Besides, the household saving rate fell to 3.5% in Q1 as growth in disposable income (+0.6%) lagged that in nominal household spending (+0.9%). Households continued purchasing mutual fund shares in the first quarter of 2026, registering the third-largest acquisition (+$75.3 billion) on record and following the record-high investment in the fourth quarter of 2025 (+97.1 billion) StatsCan said. In 2025, households benefitted from record-high reinvested earnings through fund investment incomes and capital gains, while in the first quarter of 2026, households focused on record net investments in exchange-traded funds.

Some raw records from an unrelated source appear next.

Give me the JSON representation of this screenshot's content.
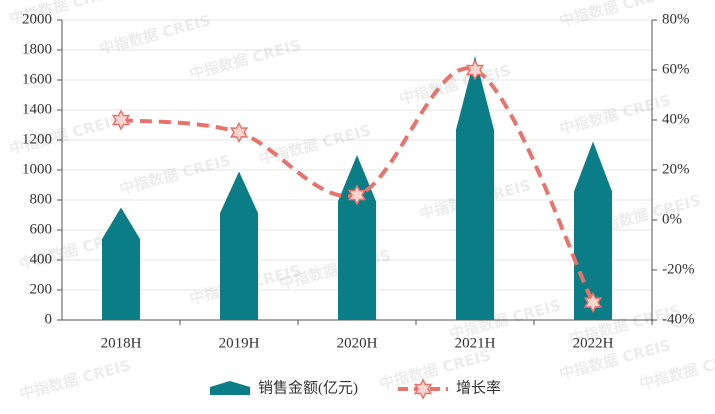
{
  "chart_data": {
    "type": "bar_line",
    "watermark": "中指数据 CREIS",
    "categories": [
      "2018H",
      "2019H",
      "2020H",
      "2021H",
      "2022H"
    ],
    "series": [
      {
        "name": "销售金额(亿元)",
        "color": "#0a7d86",
        "type": "bar",
        "values": [
          750,
          990,
          1100,
          1760,
          1190
        ]
      },
      {
        "name": "增长率",
        "color": "#e8736a",
        "type": "line",
        "axis": "y2",
        "values": [
          40,
          35,
          10,
          60,
          -33
        ]
      }
    ],
    "ylim": [
      0,
      2000
    ],
    "yticks": [
      0,
      200,
      400,
      600,
      800,
      1000,
      1200,
      1400,
      1600,
      1800,
      2000
    ],
    "y2lim": [
      -40,
      80
    ],
    "y2ticks": [
      {
        "value": -40,
        "label": "-40%"
      },
      {
        "value": -20,
        "label": "-20%"
      },
      {
        "value": 0,
        "label": "0%"
      },
      {
        "value": 20,
        "label": "20%"
      },
      {
        "value": 40,
        "label": "40%"
      },
      {
        "value": 60,
        "label": "60%"
      },
      {
        "value": 80,
        "label": "80%"
      }
    ],
    "grid": true
  }
}
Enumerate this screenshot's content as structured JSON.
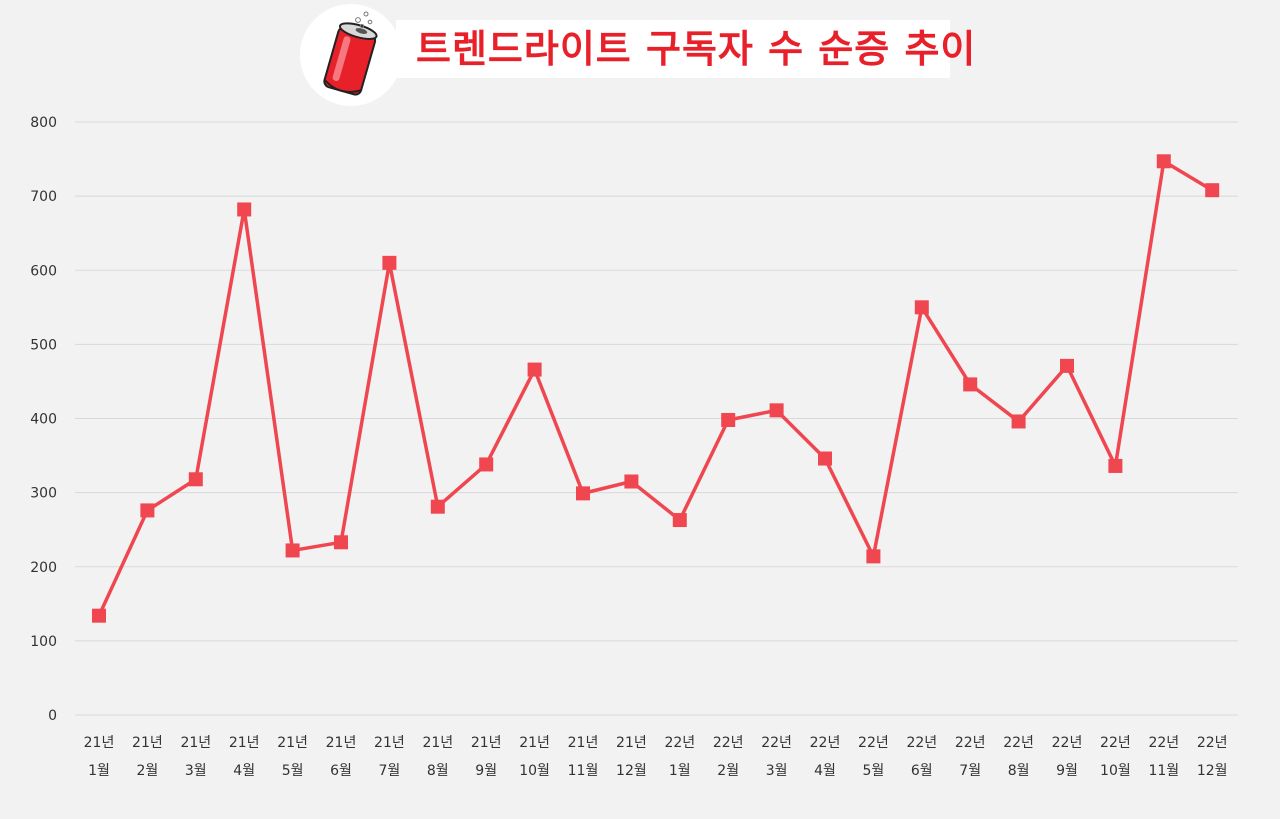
{
  "header": {
    "title": "트렌드라이트 구독자 수 순증 추이",
    "logo_icon": "soda-can-icon"
  },
  "colors": {
    "accent": "#e8202a",
    "series": "#ef4650",
    "grid": "#d9d9d9",
    "background": "#f2f2f2"
  },
  "chart_data": {
    "type": "line",
    "title": "트렌드라이트 구독자 수 순증 추이",
    "xlabel": "",
    "ylabel": "",
    "ylim": [
      0,
      800
    ],
    "yticks": [
      0,
      100,
      200,
      300,
      400,
      500,
      600,
      700,
      800
    ],
    "grid": true,
    "legend": "none",
    "categories": [
      {
        "year": "21년",
        "month": "1월"
      },
      {
        "year": "21년",
        "month": "2월"
      },
      {
        "year": "21년",
        "month": "3월"
      },
      {
        "year": "21년",
        "month": "4월"
      },
      {
        "year": "21년",
        "month": "5월"
      },
      {
        "year": "21년",
        "month": "6월"
      },
      {
        "year": "21년",
        "month": "7월"
      },
      {
        "year": "21년",
        "month": "8월"
      },
      {
        "year": "21년",
        "month": "9월"
      },
      {
        "year": "21년",
        "month": "10월"
      },
      {
        "year": "21년",
        "month": "11월"
      },
      {
        "year": "21년",
        "month": "12월"
      },
      {
        "year": "22년",
        "month": "1월"
      },
      {
        "year": "22년",
        "month": "2월"
      },
      {
        "year": "22년",
        "month": "3월"
      },
      {
        "year": "22년",
        "month": "4월"
      },
      {
        "year": "22년",
        "month": "5월"
      },
      {
        "year": "22년",
        "month": "6월"
      },
      {
        "year": "22년",
        "month": "7월"
      },
      {
        "year": "22년",
        "month": "8월"
      },
      {
        "year": "22년",
        "month": "9월"
      },
      {
        "year": "22년",
        "month": "10월"
      },
      {
        "year": "22년",
        "month": "11월"
      },
      {
        "year": "22년",
        "month": "12월"
      }
    ],
    "series": [
      {
        "values": [
          134,
          276,
          318,
          682,
          222,
          233,
          610,
          281,
          338,
          466,
          299,
          315,
          263,
          398,
          411,
          346,
          214,
          550,
          446,
          396,
          471,
          336,
          747,
          708
        ]
      }
    ]
  }
}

Additionally, the Bank of Montreal (BMO) noted implications of the expected negative birth rate in the country. In Canada, demographic attention has been rightly focused on the massive influx and then capping of non-permanent residents, said BMO. However, a collapse in natural population growth has been unfolding in the background. Net births are expected to turn negative for the first time ever in 2028, stated BMO. That is, more Canadians will begin to pass away than will be replaced with new babies.
According to the bank, there are many causes and many longer-term implications. Among the latter, the lower labor force and potential economic growth, lower break-even job growth rates, a role for artificial intelligence to drive more productivity, mounting stress on social security funding, and an evolving housing demand curve.